For the first time, researchers have directly observed and measured a cluster of proteins thought to be responsible for Parkinson’s disease. This was a major milestone in understanding the world’s most rapidly progressing neurological disease.
These microscopic clusters, known as alpha-synuclein oligomers, have long been suspected of being the source of Parkinson’s disease, but until now they have not been detectable in human brain tissue.
A team from the University of Cambridge, UCL, the Francis Crick Institute and Polytechnique de Montréal has developed a powerful imaging approach that allows scientists to visualize, count and compare clusters of these proteins in human brain tissue. One researcher described this progress as “like being able to see stars in broad daylight.”
Published in natural biomedical engineeringThe discovery could transform the way scientists study Parkinson’s disease, provide new insights into how the disease spreads in the brain, and pave the way for earlier diagnosis and more targeted treatments.
Parkinson’s disease: a growing global health challenge
More than 166,000 people in the UK currently have Parkinson’s disease, and the number is expected to reach 25 million worldwide by 2050. Existing drugs can relieve symptoms such as tremors and stiffness, but they cannot stop or slow the progression of the disease.
For more than a century, doctors have identified Parkinson’s disease by the presence of large protein deposits known as Lewy bodies. But researchers have long believed that smaller, early-stage oligomers can actually cause damage to brain cells. Until now, it has been impossible to directly observe these microscopic structures, which are only a few nanometers long.
Diagnosing Parkinson’s disease from the early stages
“Lewy bodies are a hallmark of Parkinson’s disease, but essentially they tell us where the disease has been, rather than where we are now,” said Professor Stephen Lee from the Yusuf Hameed Department of Chemistry at the University of Cambridge, who co-led the study. “If we can observe Parkinson’s disease in its early stages, we will learn more about how the disease progresses in the brain and how it can be treated.”
To accomplish this, researchers developed a method called ASA-PD (Advanced Sensing of Parkinson’s Disease Aggregates). This ultra-sensitive fluorescence microscopy technique can detect and analyze millions of oligomers in postmortem brain samples. Oligomers are so small that the signal is weak, but ASA-PD enhances that signal while reducing background noise, allowing scientists to clearly see individual α-synuclein clusters for the first time.

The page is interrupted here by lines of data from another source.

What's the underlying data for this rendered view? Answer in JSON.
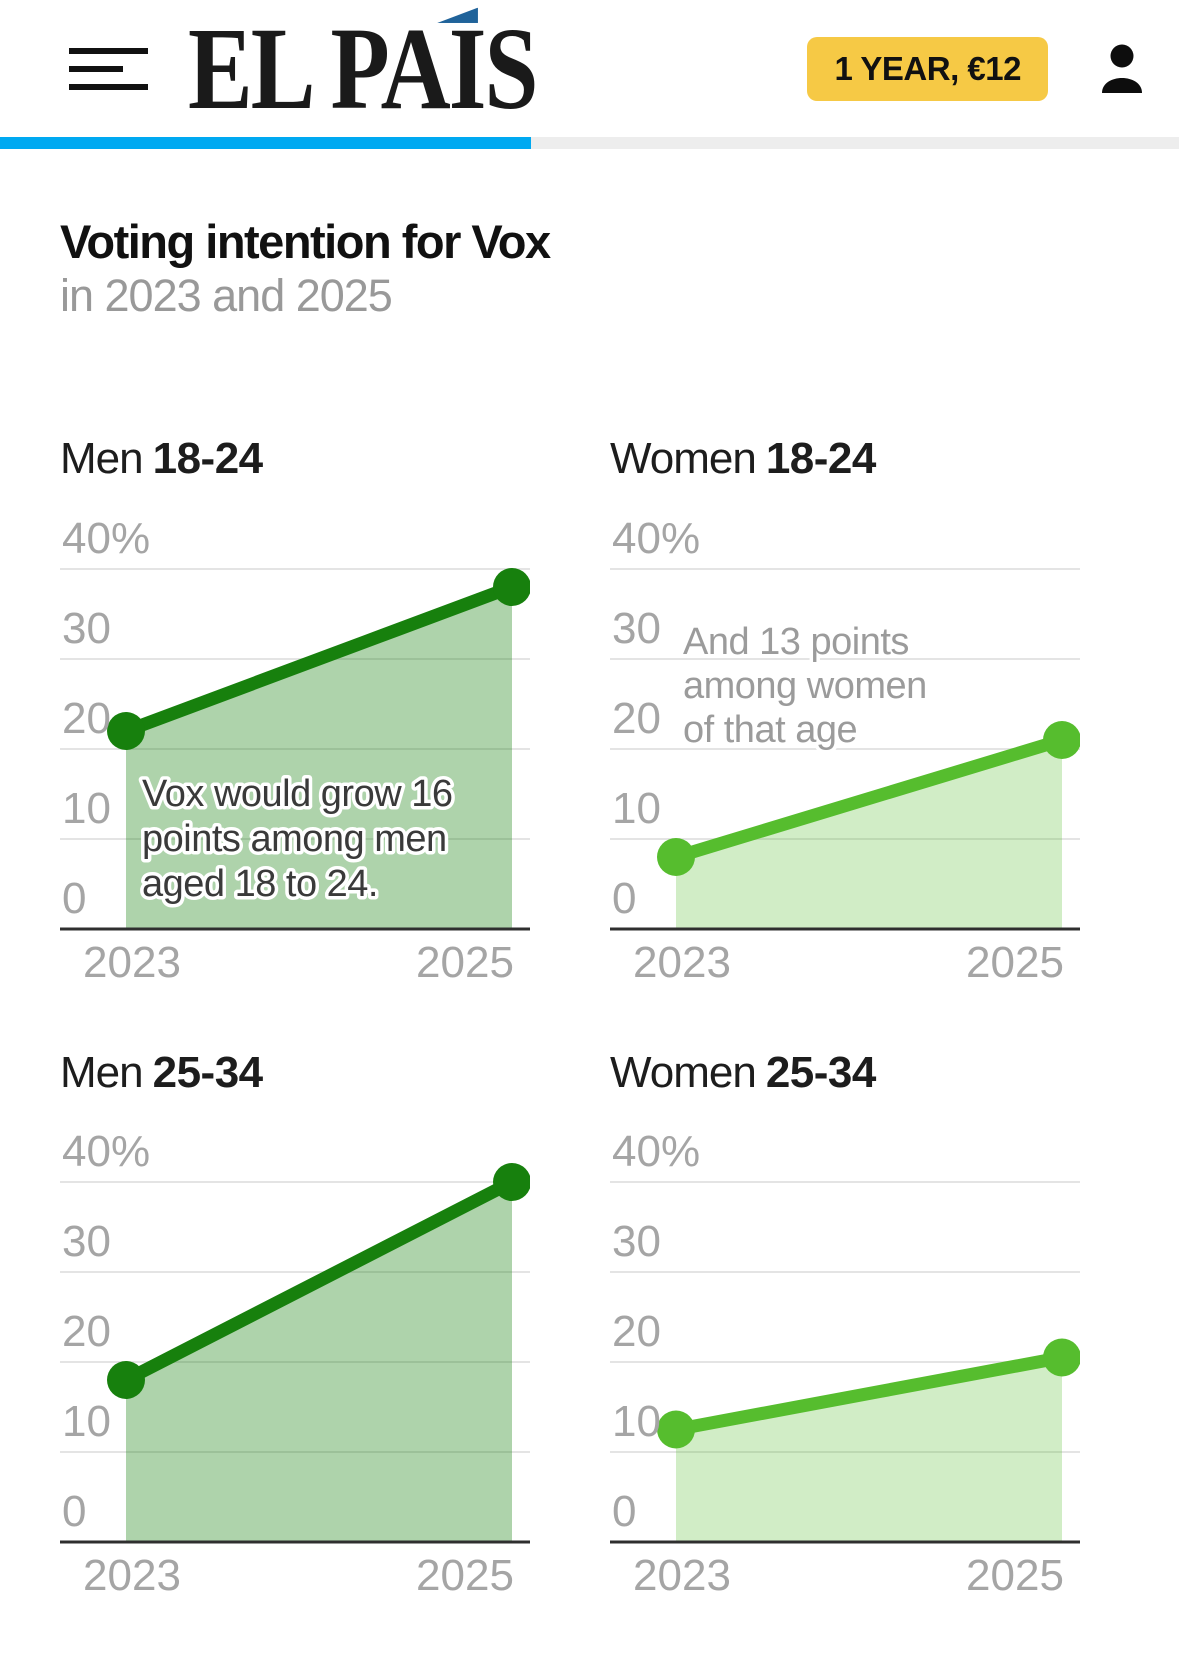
{
  "header": {
    "brand": "EL PAÍS",
    "menu_icon": "hamburger-icon",
    "subscribe_label": "1 YEAR, €12",
    "account_icon": "person-icon",
    "brand_accent_color": "#20639a",
    "subscribe_color": "#f6c945"
  },
  "progress_bar": {
    "percent": 45,
    "color": "#00a9f1"
  },
  "article": {
    "title": "Voting intention for Vox",
    "subtitle": "in 2023 and 2025"
  },
  "chart_data": {
    "type": "area",
    "x": [
      "2023",
      "2025"
    ],
    "ylim": [
      0,
      40
    ],
    "grid": true,
    "yticks": [
      {
        "label": "40%",
        "value": 40
      },
      {
        "label": "30",
        "value": 30
      },
      {
        "label": "20",
        "value": 20
      },
      {
        "label": "10",
        "value": 10
      },
      {
        "label": "0",
        "value": 0
      }
    ],
    "charts": [
      {
        "group": "Men",
        "age": "18-24",
        "values": [
          22,
          38
        ],
        "color": "#17800d",
        "fill_opacity": 0.35,
        "annotation": {
          "lines": [
            "Vox would grow 16",
            "points among men",
            "aged 18 to 24."
          ],
          "color": "#3a3a3a",
          "x": 82,
          "y": 287,
          "line_height": 45
        }
      },
      {
        "group": "Women",
        "age": "18-24",
        "values": [
          8,
          21
        ],
        "color": "#56bd2e",
        "fill_opacity": 0.27,
        "annotation": {
          "lines": [
            "And 13 points",
            "among women",
            "of that age"
          ],
          "color": "#9b9b9b",
          "x": 73,
          "y": 135,
          "line_height": 44
        }
      },
      {
        "group": "Men",
        "age": "25-34",
        "values": [
          18,
          40
        ],
        "color": "#17800d",
        "fill_opacity": 0.35,
        "annotation": null
      },
      {
        "group": "Women",
        "age": "25-34",
        "values": [
          12.5,
          20.5
        ],
        "color": "#56bd2e",
        "fill_opacity": 0.27,
        "annotation": null
      }
    ]
  }
}
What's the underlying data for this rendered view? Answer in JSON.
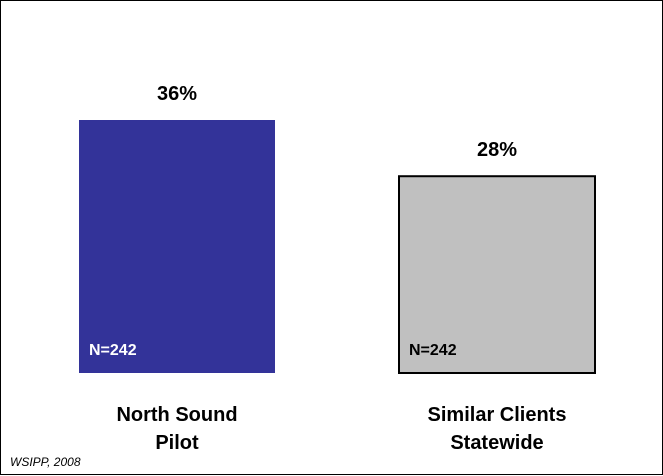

shine a light on the invisible
“This is the first time we’ve been able to directly see oligomers in human brain tissue at this scale. It’s like seeing stars in broad daylight,” said co-first author Dr. Rebecca Andrews. She conducted this research while a postdoctoral researcher in Dr. Lee’s lab. “It opens new doors in Parkinson’s disease research.”
Researchers examined brain tissue from people with Parkinson’s disease and compared it with samples from healthy people of the same age. They found that oligomers were present in both groups, but the clusters were larger, brighter, and far more numerous in the Parkinson’s disease group. This difference suggests a strong relationship between oligomer growth and disease progression.
Clues to early signs of disease
The research team also identified a unique subset of oligomers found only in Parkinson’s disease patients. This may represent the earliest detectable sign of the disease and can appear years before symptoms appear.
“This method does more than just provide a snapshot,” said Lucien Weiss, a professor at the Polytechnic University of Montreal who co-led the study. “This provides a complete atlas of protein changes throughout the brain, and similar techniques could be applied to other neurodegenerative diseases such as Alzheimer’s disease and Huntington’s disease.
“Oligomers were the needle in the haystack, but now that we know where that needle is, it could help us target specific cell types in specific regions of the brain.”
A new window into the human brain
“The only real way to understand what’s going on in human disease is to study the human brain directly, but this is extremely difficult because the brain is so complex,” said Professor Sonia Gandhi of the Francis Crick Institute, who co-led the study. “We hope that by breaking through this technical barrier, we will be able to understand why, where and how protein clusters form, and how they alter the brain environment and cause disease.”
This research was made possible with support from Aligning Science Across Parkinson’s (ASAP), the Michael J. Fox Foundation and the Medical Research Council (MRC), which is part of UK Research and Innovation (UKRI). The research team expressed their gratitude to the patients, families, and caregivers who provided brain tissue for research and whose discoveries like these advance the understanding and potential treatment of Parkinson’s disease.